Example 3-Development of Oncopig Lung Adenocarcinoma Cell Lines

In order to develop Oncopig lung adenocarcinoma cell lines, type II pneumocytes were isolated from Oncopig lung samples and exposed to AdCre (FIG. 16A). Consistent with findings in humans, expression of the KRASG12D mutant protein induced vacuolization and cell death (FIG. 16B). In order to avoid this induced cell death, Oncopig type II pneumocytes were transduced with a lentiviral vector encoding Cre recombinase and a CDK4R24L expression vector under control of a type II pneumocyte-specific promoter, resulting in cellular proliferation and positive staining with clinically relevant lung adenocarcinoma diagnostic markers (FIG. 16C). Delivery of this lentiviral vector to Oncopig lung segments ex vivo resulted in lung masses containing GFP expressing cells and histological structures consistent with lung adenocarcinoma (FIG. 16D-16F). These tumor masses also stained positive ki-67 (indicating increased proliferation) and the KRASG12D transgene. The results of this study demonstrate the ability to induce oncogenesis in Oncopig cells through a combination of gene editing and transgene activation.
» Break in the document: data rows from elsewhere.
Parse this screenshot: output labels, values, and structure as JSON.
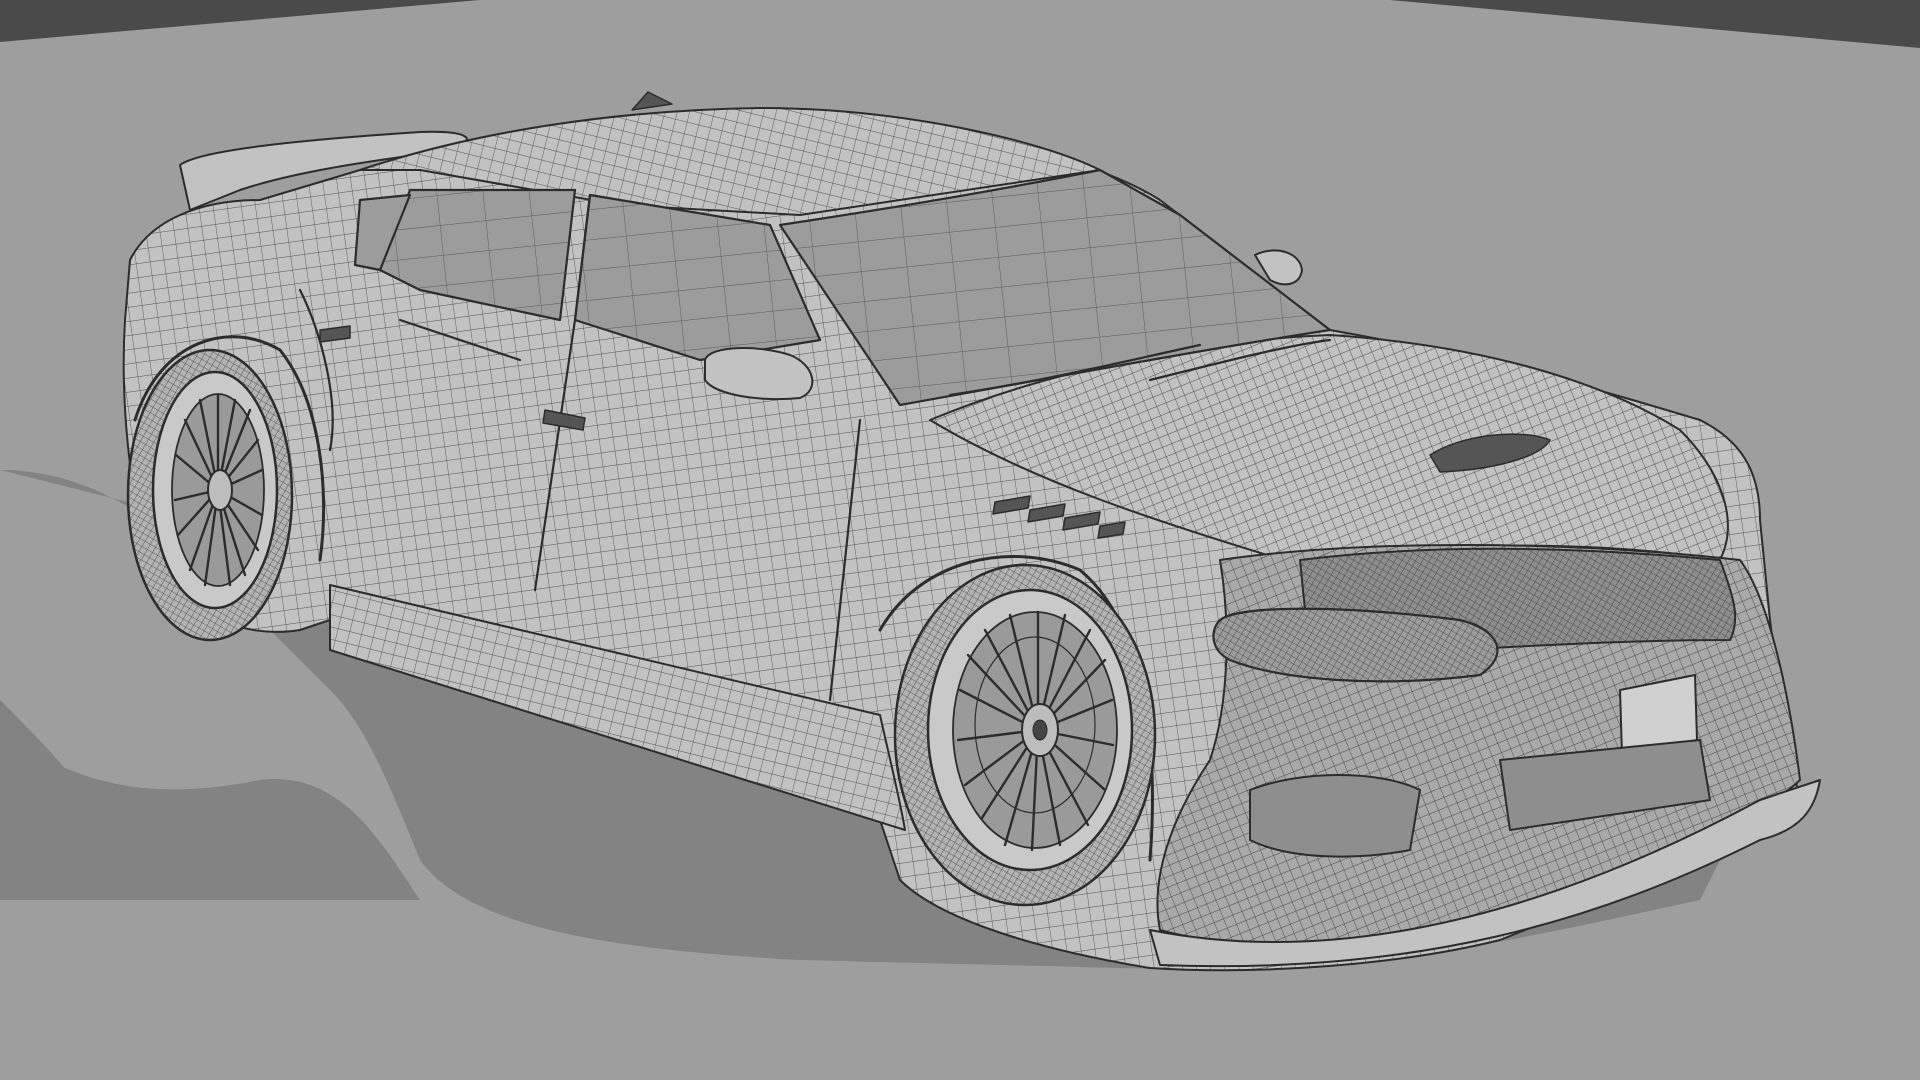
{
  "viewport": {
    "mode": "wireframe-on-shaded",
    "background_color": "#a3a3a3",
    "floor_color": "#9e9e9e",
    "shadow_color": "#838383",
    "dark_band_color": "#4a4a4a"
  },
  "model": {
    "subject": "car",
    "body_shade": "#c2c2c2",
    "body_shade_dark": "#a9a9a9",
    "wire_color": "#2c2c2c",
    "window_shade": "#9c9c9c",
    "tire_shade": "#b3b3b3"
  }
}
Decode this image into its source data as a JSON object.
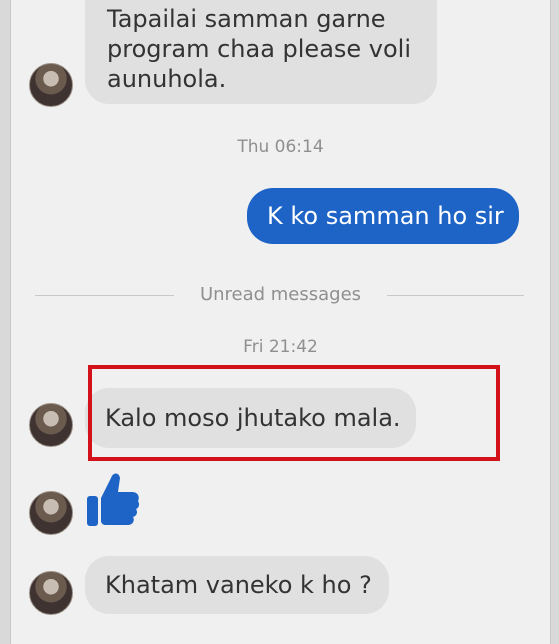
{
  "messages": {
    "m1": "Tapailai samman garne\nprogram chaa please voli\naunuhola.",
    "m2": "K ko samman ho sir",
    "m3": "Kalo moso jhutako mala.",
    "m5": "Khatam vaneko k ho ?"
  },
  "timestamps": {
    "t1": "Thu 06:14",
    "t2": "Fri 21:42"
  },
  "divider": {
    "label": "Unread messages"
  },
  "icons": {
    "like": "thumbs-up-icon"
  },
  "colors": {
    "outgoing_bubble": "#1e63c6",
    "incoming_bubble": "#e0e0e0",
    "highlight_box": "#d3111b",
    "like_icon": "#1e63c6"
  }
}
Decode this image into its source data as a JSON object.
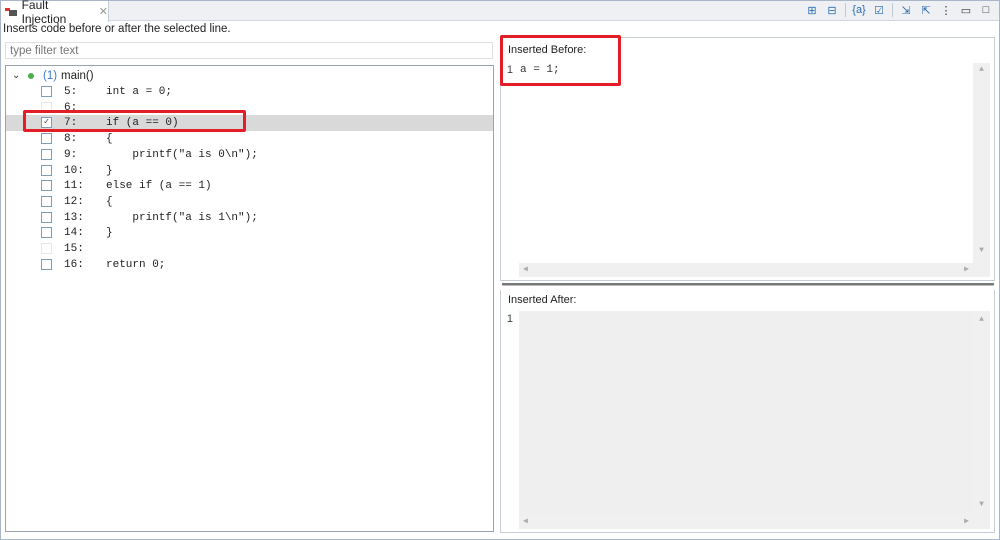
{
  "tab": {
    "title": "Fault Injection",
    "close": "✕"
  },
  "toolbar": [
    {
      "icon": "expand-all-icon",
      "g": "⊞"
    },
    {
      "icon": "collapse-all-icon",
      "g": "⊟"
    },
    {
      "icon": "variable-icon",
      "g": "{a}"
    },
    {
      "icon": "check-all-icon",
      "g": "☑"
    },
    {
      "icon": "import-icon",
      "g": "⇲"
    },
    {
      "icon": "export-icon",
      "g": "⇱"
    },
    {
      "icon": "view-menu-icon",
      "g": "⋮"
    },
    {
      "icon": "minimize-icon",
      "g": "▭"
    },
    {
      "icon": "maximize-icon",
      "g": "□"
    }
  ],
  "description": "Inserts code before or after the selected line.",
  "filter": {
    "placeholder": "type filter text",
    "value": ""
  },
  "tree": {
    "root": {
      "count": "(1)",
      "name": "main()"
    },
    "lines": [
      {
        "num": "5:",
        "code": "int a = 0;",
        "checked": false,
        "enabled": true
      },
      {
        "num": "6:",
        "code": "",
        "checked": false,
        "enabled": false
      },
      {
        "num": "7:",
        "code": "if (a == 0)",
        "checked": true,
        "enabled": true,
        "selected": true
      },
      {
        "num": "8:",
        "code": "{",
        "checked": false,
        "enabled": true
      },
      {
        "num": "9:",
        "code": "    printf(\"a is 0\\n\");",
        "checked": false,
        "enabled": true
      },
      {
        "num": "10:",
        "code": "}",
        "checked": false,
        "enabled": true
      },
      {
        "num": "11:",
        "code": "else if (a == 1)",
        "checked": false,
        "enabled": true
      },
      {
        "num": "12:",
        "code": "{",
        "checked": false,
        "enabled": true
      },
      {
        "num": "13:",
        "code": "    printf(\"a is 1\\n\");",
        "checked": false,
        "enabled": true
      },
      {
        "num": "14:",
        "code": "}",
        "checked": false,
        "enabled": true
      },
      {
        "num": "15:",
        "code": "",
        "checked": false,
        "enabled": false
      },
      {
        "num": "16:",
        "code": "return 0;",
        "checked": false,
        "enabled": true
      }
    ]
  },
  "before": {
    "label": "Inserted Before:",
    "line": "1",
    "code": "a = 1;"
  },
  "after": {
    "label": "Inserted After:",
    "line": "1",
    "code": ""
  },
  "colors": {
    "highlight": "#e41e26",
    "selection": "#d9d9d9"
  }
}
Example 4-Development of Rabbit HCC Cell Lines

In order to demonstrate the ability to induce oncogenesis solely through gene editing in wild type animals, isolated rabbit hepatocytes were exposed to CRISPR-Cas9 components targeting TP53 and PTEN. Transfection of isolated hepatocytes resulted in TP53 and PTEN KO as confirmed via sequencing (FIGS. 17A and 17B). While primary hepatocytes quickly died out following 2 weeks of culturing, TP53 and PTEN KO cell lines proliferated and have persisted in culture for over 4 months. These cells stain positive for the hepatocyte specific marker arginase-1, thus confirming their hepatocellular origin (FIG. 17C). Together these results confirm the ability to utilize gene editing techniques to induce oncogenesis in primary, wild type cells.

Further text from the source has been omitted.